When electrician Austin Maloney found himself out of work last month, the artist inside of him powered up.
The graduate of a two-year art program and a frequent painter in his spare time, Maloney took the break from work to pursue his passion full-force, aiming to paint an ambitious 30 paintings in 30 days.
What: 30 paintings in 30 days at the Medford Third Friday Art Walk
Where: Crown Gallery, 17 N. Bartlett St., Medford
When: 5:30 to 7:30 p.m., Friday, July 18
The pieces are small, just 8-by-10 inches each, but the art will represent all of Southern Oregon.
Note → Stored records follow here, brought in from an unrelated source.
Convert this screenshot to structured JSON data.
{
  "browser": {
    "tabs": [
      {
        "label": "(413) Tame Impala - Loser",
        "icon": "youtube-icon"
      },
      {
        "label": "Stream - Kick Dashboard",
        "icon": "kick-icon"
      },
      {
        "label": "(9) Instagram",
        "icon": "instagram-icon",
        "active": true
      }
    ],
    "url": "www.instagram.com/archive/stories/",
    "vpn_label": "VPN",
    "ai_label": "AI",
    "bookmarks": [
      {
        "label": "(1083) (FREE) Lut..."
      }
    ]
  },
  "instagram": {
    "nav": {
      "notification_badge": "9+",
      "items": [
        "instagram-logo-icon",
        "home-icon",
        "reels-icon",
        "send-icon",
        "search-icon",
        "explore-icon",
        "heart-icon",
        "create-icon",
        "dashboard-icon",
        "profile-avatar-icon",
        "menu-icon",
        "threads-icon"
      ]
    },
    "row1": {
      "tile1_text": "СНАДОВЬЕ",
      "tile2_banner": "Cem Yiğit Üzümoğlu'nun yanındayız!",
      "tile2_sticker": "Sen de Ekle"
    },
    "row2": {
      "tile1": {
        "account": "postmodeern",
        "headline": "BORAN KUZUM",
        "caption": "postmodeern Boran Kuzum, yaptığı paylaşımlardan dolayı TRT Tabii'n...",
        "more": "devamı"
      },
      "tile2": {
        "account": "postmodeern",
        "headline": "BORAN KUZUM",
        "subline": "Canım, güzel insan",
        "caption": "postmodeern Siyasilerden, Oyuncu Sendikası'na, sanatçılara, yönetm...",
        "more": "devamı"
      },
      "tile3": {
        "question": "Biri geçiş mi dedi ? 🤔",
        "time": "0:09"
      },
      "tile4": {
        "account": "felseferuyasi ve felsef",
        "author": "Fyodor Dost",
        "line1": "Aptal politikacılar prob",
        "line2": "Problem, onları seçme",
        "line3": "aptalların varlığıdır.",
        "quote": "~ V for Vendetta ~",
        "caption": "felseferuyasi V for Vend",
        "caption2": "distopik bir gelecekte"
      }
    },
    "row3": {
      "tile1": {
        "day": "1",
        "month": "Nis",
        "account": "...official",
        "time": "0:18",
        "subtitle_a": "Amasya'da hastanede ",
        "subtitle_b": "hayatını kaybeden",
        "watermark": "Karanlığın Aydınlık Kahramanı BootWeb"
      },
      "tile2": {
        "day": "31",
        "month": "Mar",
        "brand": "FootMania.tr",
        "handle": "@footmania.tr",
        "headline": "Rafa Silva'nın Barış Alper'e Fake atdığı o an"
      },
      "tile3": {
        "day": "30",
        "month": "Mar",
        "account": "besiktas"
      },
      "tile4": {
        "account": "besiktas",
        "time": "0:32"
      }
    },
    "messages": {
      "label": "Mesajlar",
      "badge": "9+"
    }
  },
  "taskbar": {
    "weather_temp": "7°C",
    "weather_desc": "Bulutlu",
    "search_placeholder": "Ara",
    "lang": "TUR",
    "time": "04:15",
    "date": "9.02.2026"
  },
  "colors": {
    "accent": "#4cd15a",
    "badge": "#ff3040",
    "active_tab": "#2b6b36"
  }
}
"I've always done some landscape painting, but I wanted to see what I could learn from doing this every day," said Maloney, 37, while finishing the last strokes of a landscape piece at Medford's Holmes Park on Tuesday morning.
Each of his 30 paintings will be plein air, painted on location somewhere outdoors in Southern Oregon. Most will be around the Rogue Valley, and Maloney is hoping to fit in a trip to the coast, too.
He funded his project through a modest $500 Kickstarter campaign, and he plans to use the money he receives to replenish his supplies and purchase frames for each of the pieces.
Maloney will finish the 30 days next week and then debut his finished work during Medford's Third Friday Art Walk in July, at Crown Gallery, 17 N. Bartlett St.
Most of Maloney's paintings depict nature, though he's also painted local buildings, including Medford's former Kim's Restaurant.
"It's something that you wouldn't want to look at ordinarily," said Maloney.
To be a good candidate for a painting, a location should have good composition, light and color. Maloney usually paints early in the morning or at sunset to best capture shadows.
"I like to catch the light when it's really nice," he said.
He uses only red, yellow, blue and white oil paints, mixing all other colors himself.
"I find you have more color harmony by only using three colors," said Maloney. "And it makes you work a little harder."
Each painting takes Maloney about one-and-a-half to two hours to complete.
This fall, Maloney and his wife, a fellow artist, hope to begin offering children's art classes. The father of three children, 8, 7 and 5 years old, Maloney wants to teach elementary through high school classes.
His own love for art started when he was a child.
"My childhood had a lot of art in it," said Maloney, whose parents made and sold Craftsman-style clocks and mirrors.
"When your parents do something, you appreciate it more," he said.
In the future, Maloney hopes to use Kickstarter to fund larger art projects.
"This was a small one just to get started, but I'd like to do something more ambitious," he said. "If you have something interesting enough, people will support it."